B.2 Qualitative Results of Pseudo Labels
To intuitively understand the gap between pseudo labels and manually annotated labels, we illustrate some examples in Figure 5. We can observe that both types of pseudo labels (produced by high accuracy and low cost mode) are close to the manual annotations. This accuracy can be attributed to the highly precise 3D measurements of LiDAR point clouds, which give explicit information for obtaining objects’ 3D locations. However, regarding pseudo labels in the low cost mode, they are produced by the geometry-based method, i.e., finding the minimum bounding box of RoI LiDAR points and then filtering invalid boxes (via the dimension prior).

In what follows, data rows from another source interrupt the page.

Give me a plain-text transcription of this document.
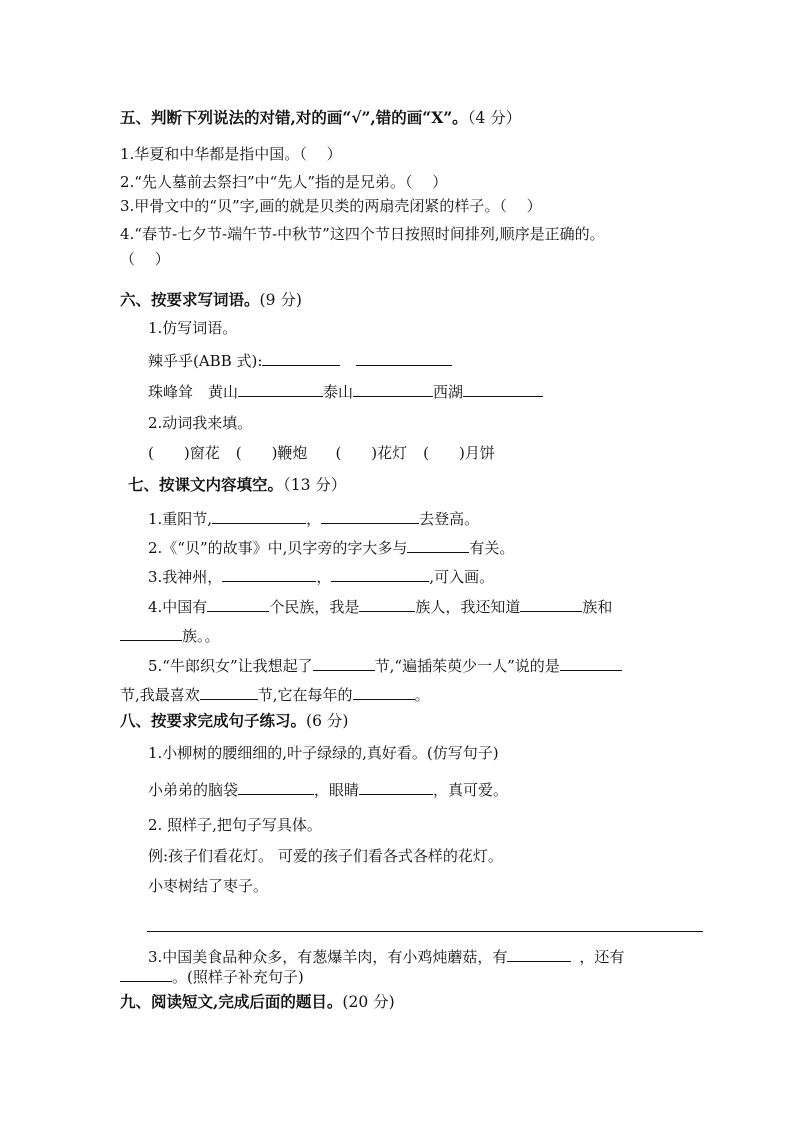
五、判断下列说法的对错,对的画“√”,错的画“X”。（4 分）
1.华夏和中华都是指中国。（　 ）
2.“先人墓前去祭扫”中“先人”指的是兄弟。（　 ）
3.甲骨文中的“贝”字,画的就是贝类的两扇壳闭紧的样子。（　 ）
4.“春节-七夕节-端午节-中秋节”这四个节日按照时间排列,顺序是正确的。
（　 ）
六、按要求写词语。(9 分)
1.仿写词语。
辣乎乎(ABB 式):
珠峰耸　黄山	泰山	西湖
2.动词我来填。
(　　)窗花 (　　)鞭炮 (　　)花灯 (　　)月饼
七、按课文内容填空。（13 分）
1.重阳节,	，	去登高。
2.《“贝”的故事》中,贝字旁的字大多与	有关。
3.我神州，	，	,可入画。
4.中国有	个民族，我是	族人，我还知道	族和
族。。
5.“牛郎织女”让我想起了	节,“遍插茱萸少一人”说的是
节,我最喜欢	节,它在每年的	。
八、按要求完成句子练习。(6 分)
1.小柳树的腰细细的,叶子绿绿的,真好看。(仿写句子)
小弟弟的脑袋	，眼睛	，真可爱。
2. 照样子,把句子写具体。
例:孩子们看花灯。 可爱的孩子们看各式各样的花灯。
小枣树结了枣子。
3.中国美食品种众多，有葱爆羊肉，有小鸡炖蘑菇，有	，还有
。(照样子补充句子)
九、阅读短文,完成后面的题目。(20 分)
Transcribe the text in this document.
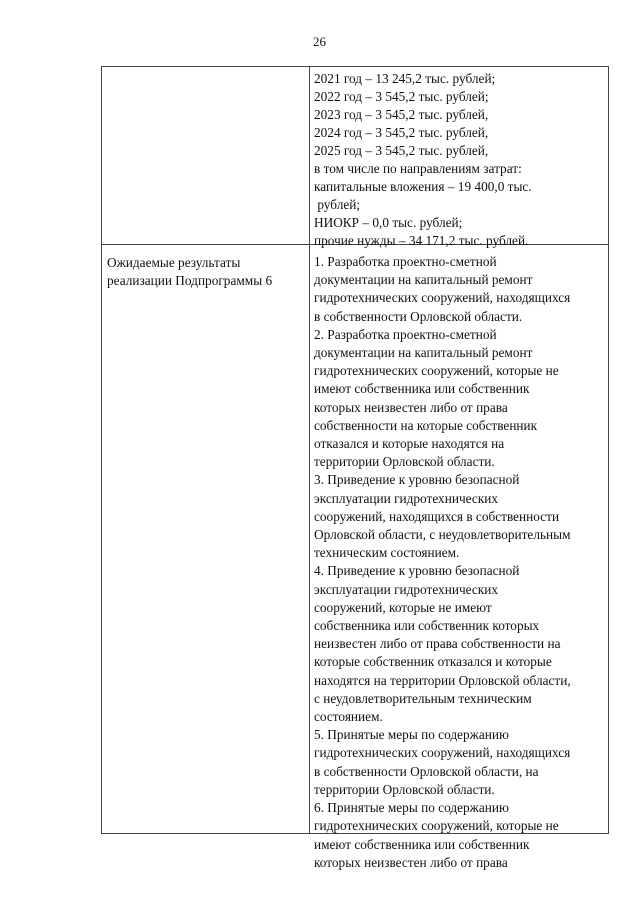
26
2021 год – 13 245,2 тыс. рублей;
2022 год – 3 545,2 тыс. рублей;
2023 год – 3 545,2 тыс. рублей,
2024 год – 3 545,2 тыс. рублей,
2025 год – 3 545,2 тыс. рублей,
в том числе по направлениям затрат:
капитальные вложения – 19 400,0 тыс.
рублей;
НИОКР – 0,0 тыс. рублей;
прочие нужды – 34 171,2 тыс. рублей.
Ожидаемые результаты
реализации Подпрограммы 6
1. Разработка проектно-сметной
документации на капитальный ремонт
гидротехнических сооружений, находящихся
в собственности Орловской области.
2. Разработка проектно-сметной
документации на капитальный ремонт
гидротехнических сооружений, которые не
имеют собственника или собственник
которых неизвестен либо от права
собственности на которые собственник
отказался и которые находятся на
территории Орловской области.
3. Приведение к уровню безопасной
эксплуатации гидротехнических
сооружений, находящихся в собственности
Орловской области, с неудовлетворительным
техническим состоянием.
4. Приведение к уровню безопасной
эксплуатации гидротехнических
сооружений, которые не имеют
собственника или собственник которых
неизвестен либо от права собственности на
которые собственник отказался и которые
находятся на территории Орловской области,
с неудовлетворительным техническим
состоянием.
5. Принятые меры по содержанию
гидротехнических сооружений, находящихся
в собственности Орловской области, на
территории Орловской области.
6. Принятые меры по содержанию
гидротехнических сооружений, которые не
имеют собственника или собственник
которых неизвестен либо от права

When the LiDAR point clouds cannot describe the 3D outline of the object, this geometry-based method will fail since the minimum bounding box is filtered by the dimension constraint. Therefore, many real objects are missed. These objects usually have few LiDAR points or only have one surface that is captured by the LiDAR device. We show these failure cases in Figure 6.